Bankalar artık finans kurumu değil, modern tefeci. Evet, yanlış duymadınız. 90 bin lira kredi alıyorsunuz, üç yıl sonra 230 bin lira geri ödüyorsunuz. Bu nasıl bir faiz oranıdır Bu nasıl bir düzenlemedir Bunun adı ekonomi değil, bunun adı resmen yağmadır!
Ama asıl soygun burada da bitmiyor.
Banka, "hazır bu emekli kapıya kadar gelmişken" diyor, "bir de sigorta çakalım." 22 bin liralık sigorta, hiçbir gerekçe olmadan kredi dosyasına ekleniyor. Zorunluymuş gibi sunuluyor. Oysa değil! BDDK'nın tanıdığı cayma hakkı var. Ama vatandaş bunu bilse ne olur Bankanın tavrı net: "Git, nereye şikâyet ediyorsan et."
İşin daha da acı tarafı şu: Bu sigortaları satan banka çalışanları da sistemin başka birer kurbanı. 30 bin lira maaşla, günde en az 10 sigorta satma baskısıyla, insanları kandırmak zorunda bırakılıyorlar. Kandırıyorlar, çünkü buna mecburlar. Yüzlerine "müşteri temsilcisi" yazıyorlar ama gerçekte onlar da bu düzenin maaşlı suç ortakları hâline getiriliyorlar.

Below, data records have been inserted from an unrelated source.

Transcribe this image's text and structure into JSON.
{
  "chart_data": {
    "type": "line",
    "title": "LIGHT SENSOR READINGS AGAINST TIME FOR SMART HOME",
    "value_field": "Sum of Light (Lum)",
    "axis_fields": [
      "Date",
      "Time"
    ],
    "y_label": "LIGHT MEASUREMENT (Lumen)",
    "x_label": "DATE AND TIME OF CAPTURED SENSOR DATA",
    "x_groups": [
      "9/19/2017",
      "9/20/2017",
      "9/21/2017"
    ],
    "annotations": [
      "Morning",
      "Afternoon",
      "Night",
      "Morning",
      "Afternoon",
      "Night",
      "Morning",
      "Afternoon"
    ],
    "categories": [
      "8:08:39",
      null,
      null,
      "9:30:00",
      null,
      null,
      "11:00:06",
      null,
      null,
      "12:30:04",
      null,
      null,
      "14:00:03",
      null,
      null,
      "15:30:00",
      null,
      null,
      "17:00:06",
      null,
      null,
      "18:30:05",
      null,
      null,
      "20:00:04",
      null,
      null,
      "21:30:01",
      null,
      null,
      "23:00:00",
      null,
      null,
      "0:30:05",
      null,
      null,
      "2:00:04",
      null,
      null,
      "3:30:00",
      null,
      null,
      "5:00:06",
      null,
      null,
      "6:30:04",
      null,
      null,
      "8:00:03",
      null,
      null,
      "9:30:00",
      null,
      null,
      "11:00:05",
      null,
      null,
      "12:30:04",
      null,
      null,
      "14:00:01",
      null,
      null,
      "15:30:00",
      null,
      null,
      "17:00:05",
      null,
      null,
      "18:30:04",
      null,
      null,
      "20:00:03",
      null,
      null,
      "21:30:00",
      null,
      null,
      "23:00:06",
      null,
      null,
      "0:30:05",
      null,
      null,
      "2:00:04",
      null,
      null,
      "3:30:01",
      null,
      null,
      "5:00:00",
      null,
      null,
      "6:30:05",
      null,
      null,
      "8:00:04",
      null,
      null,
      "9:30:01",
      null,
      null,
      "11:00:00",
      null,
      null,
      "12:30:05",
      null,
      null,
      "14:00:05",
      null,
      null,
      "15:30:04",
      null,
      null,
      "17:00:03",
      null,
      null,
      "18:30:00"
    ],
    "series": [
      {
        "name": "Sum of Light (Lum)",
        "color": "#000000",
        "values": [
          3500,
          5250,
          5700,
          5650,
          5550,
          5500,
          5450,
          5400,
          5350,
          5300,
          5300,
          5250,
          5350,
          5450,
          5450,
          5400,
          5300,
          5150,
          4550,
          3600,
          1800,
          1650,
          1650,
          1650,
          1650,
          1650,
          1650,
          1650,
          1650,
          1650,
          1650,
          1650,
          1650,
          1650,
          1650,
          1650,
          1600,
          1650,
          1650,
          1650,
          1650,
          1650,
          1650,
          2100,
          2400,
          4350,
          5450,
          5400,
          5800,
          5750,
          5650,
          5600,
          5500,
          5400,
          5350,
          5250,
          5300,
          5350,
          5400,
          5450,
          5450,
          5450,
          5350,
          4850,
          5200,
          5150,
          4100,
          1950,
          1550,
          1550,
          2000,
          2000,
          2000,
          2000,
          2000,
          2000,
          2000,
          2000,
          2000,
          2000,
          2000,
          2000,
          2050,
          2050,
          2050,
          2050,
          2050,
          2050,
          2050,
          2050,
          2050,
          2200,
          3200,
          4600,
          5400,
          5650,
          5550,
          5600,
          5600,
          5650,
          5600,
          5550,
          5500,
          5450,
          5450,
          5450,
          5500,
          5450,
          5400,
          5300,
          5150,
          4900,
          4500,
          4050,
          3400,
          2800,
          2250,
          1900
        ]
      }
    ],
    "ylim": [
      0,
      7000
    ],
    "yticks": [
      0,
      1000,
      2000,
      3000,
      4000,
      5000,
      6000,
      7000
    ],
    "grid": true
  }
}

Ve bu sözde sigortalar ne mi Pati sigortası. Evet, hayvanınız yoksa bile öneriliyor. Cüzdan sigortası. ATM sigortası. Çilingir sigortası. Kısacası, parası hiçbir zaman geri dönmeyecek, karşılığı asla alınamayacak çöplük poliçeler... Satış var, teminat yok.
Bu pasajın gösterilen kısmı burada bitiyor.